Фигура суверена тем самым, – если не прямая реализация, то прямая предтеча недавнего тоталитарного опыта, сотрясшего западное политическое пространство. Тоталитаризм стоит на биополитике как на прочнейшем своем основании. И если Агамбен все-таки называет национал-социалистический режим первым государством, полностью основанным на биополитике, и если мы, без сомнения, можем добавить сюда СССР, КНР и множество прочих акронимов, это не значит, что чаша сия миновала заповедное политическое пространство свободного демократического мира. Напротив, мы без труда распознаем одно и то же решение, организующее политические порядки как демократий, так и диктатур: решение о включении голой жизни в поле политики.
Демократическое устройство, которое шагало в истории за суверенным абсолютизмом, основывается на суверенитете народа, противопоставленном суверенитету монарха, как – на уровне политической теории – Руссо противопоставлен Гоббсу. В обоих случаях, как бы ни менялись – то увеличиваясь, то сжимаясь – ее очертания, фигура суверена остается краеугольным камнем политики, снова и снова притягивая за собой свое иное – голую жизнь. Поэтому нет ничего странного в том, что комплекс решений под названием «1789 год» включает в себя ядро новой биополитики – политизацию самого факта человеческого рождения – в новом революционном общественном устройстве. Рождение, этот неотъемлемый атрибут голой жизни, становится, таким образом, ставкой в политической игре и вместе с тем привилегированным объектом для управления, заботы и манипуляции. Рок, сопровождающий западную политику с момента забвения основополагающего различия, не устраняется силами так называемой эмансипации, напротив, он составляет основу отныне главенствующего порядка, который при случае может – и с невероятной легкостью – обернуться диктатурой, упорствуя все в том же неизбывном биополитическом решении.

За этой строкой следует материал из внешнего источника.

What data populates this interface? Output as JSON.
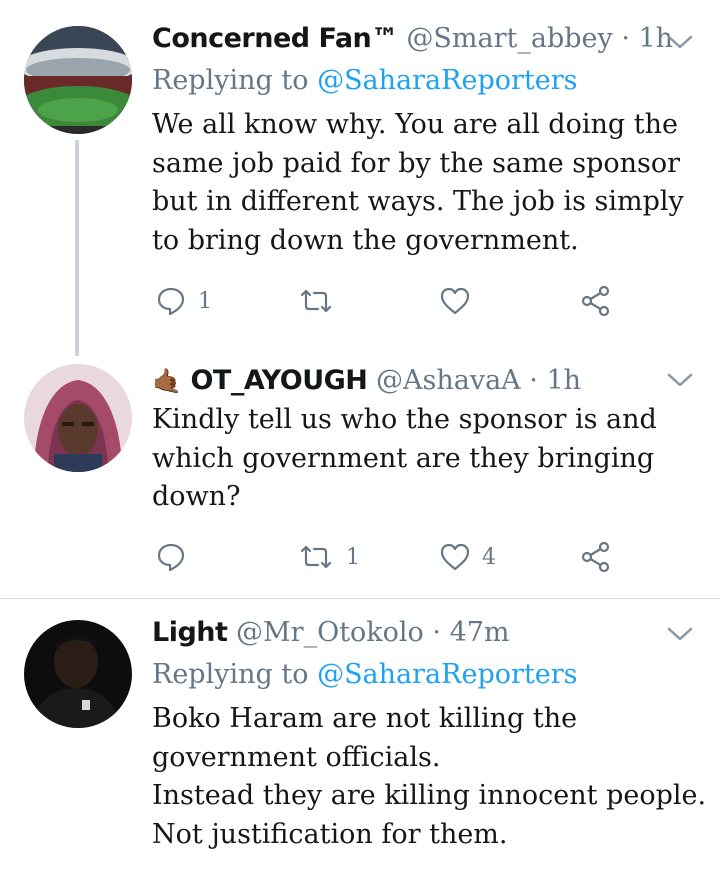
{
  "tweets": [
    {
      "name": "Concerned Fan™",
      "handle": "@Smart_abbey",
      "sep": " · ",
      "time": "1h",
      "replying_prefix": "Replying to ",
      "replying_to": "@SaharaReporters",
      "lines": [
        "We all know why. You are all doing the",
        "same job paid for by the same sponsor",
        "but in different ways. The job is simply",
        "to bring down the government."
      ],
      "reply_count": "1",
      "retweet_count": "",
      "like_count": "",
      "avatar_icon": "stadium-avatar"
    },
    {
      "name_emoji": "🤙🏾",
      "name": "OT_AYOUGH",
      "handle": "@AshavaA",
      "sep": " · ",
      "time": "1h",
      "lines": [
        "Kindly tell us who the sponsor is and",
        "which government are they bringing",
        "down?"
      ],
      "reply_count": "",
      "retweet_count": "1",
      "like_count": "4",
      "avatar_icon": "hooded-person-avatar"
    },
    {
      "name": "Light",
      "handle": "@Mr_Otokolo",
      "sep": " · ",
      "time": "47m",
      "replying_prefix": "Replying to ",
      "replying_to": "@SaharaReporters",
      "lines": [
        "Boko Haram are not killing the",
        "government officials.",
        "Instead they are killing innocent people.",
        "Not justification for them."
      ],
      "avatar_icon": "dark-portrait-avatar"
    }
  ],
  "colors": {
    "secondary_text": "#657786",
    "link": "#1da1f2",
    "thread_line": "#c8d3dc",
    "divider": "#dcdfe2"
  }
}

Поэтому лагерь – эта, по словам Агамбена, биополитическая парадигма Запада – возник именно в демократических условиях (видимо, первенство здесь у англичан), и он же отнюдь не исчез из политического пространства и после того, как пали диктаторские режимы, во многом стоявшие именно на прочном лагерном фундаменте. Не только современные лагеря для беженцев, но и любые места – от территорий военных конфликтов до рядовых полицейских участков, – в которых осуществляются условия фактического ЧП, напоминают о том, что ставка в политике – это (голая) жизнь.
О чем зачастую умалчивает в остальном довольно подробный анализ Агамбена, так это о первостепенной роли научного знания в этой смертельно опасной игре границ и различий, в которой конституируется биополитическое поле Нового времени. Между тем именно наука, раньше всего обозначившая необратимость самого перехода от Темных веков к чаемому миражу Просвещения, а также сами условия этого перехода, с только ей свойственной точностью и регулярностью выработала в себе приемы и методы, техники и механизмы производства того, что на уровне знания полностью соответствует понятию голой жизни: я говорю об объекте. Подобное стало возможным лишь в силу того, что наука значительно лучше иных областей человеческой практики усвоила пользу от манипуляций с границами частного и общего, которые, как оказалось, и отвечают за многообразие объективного мира.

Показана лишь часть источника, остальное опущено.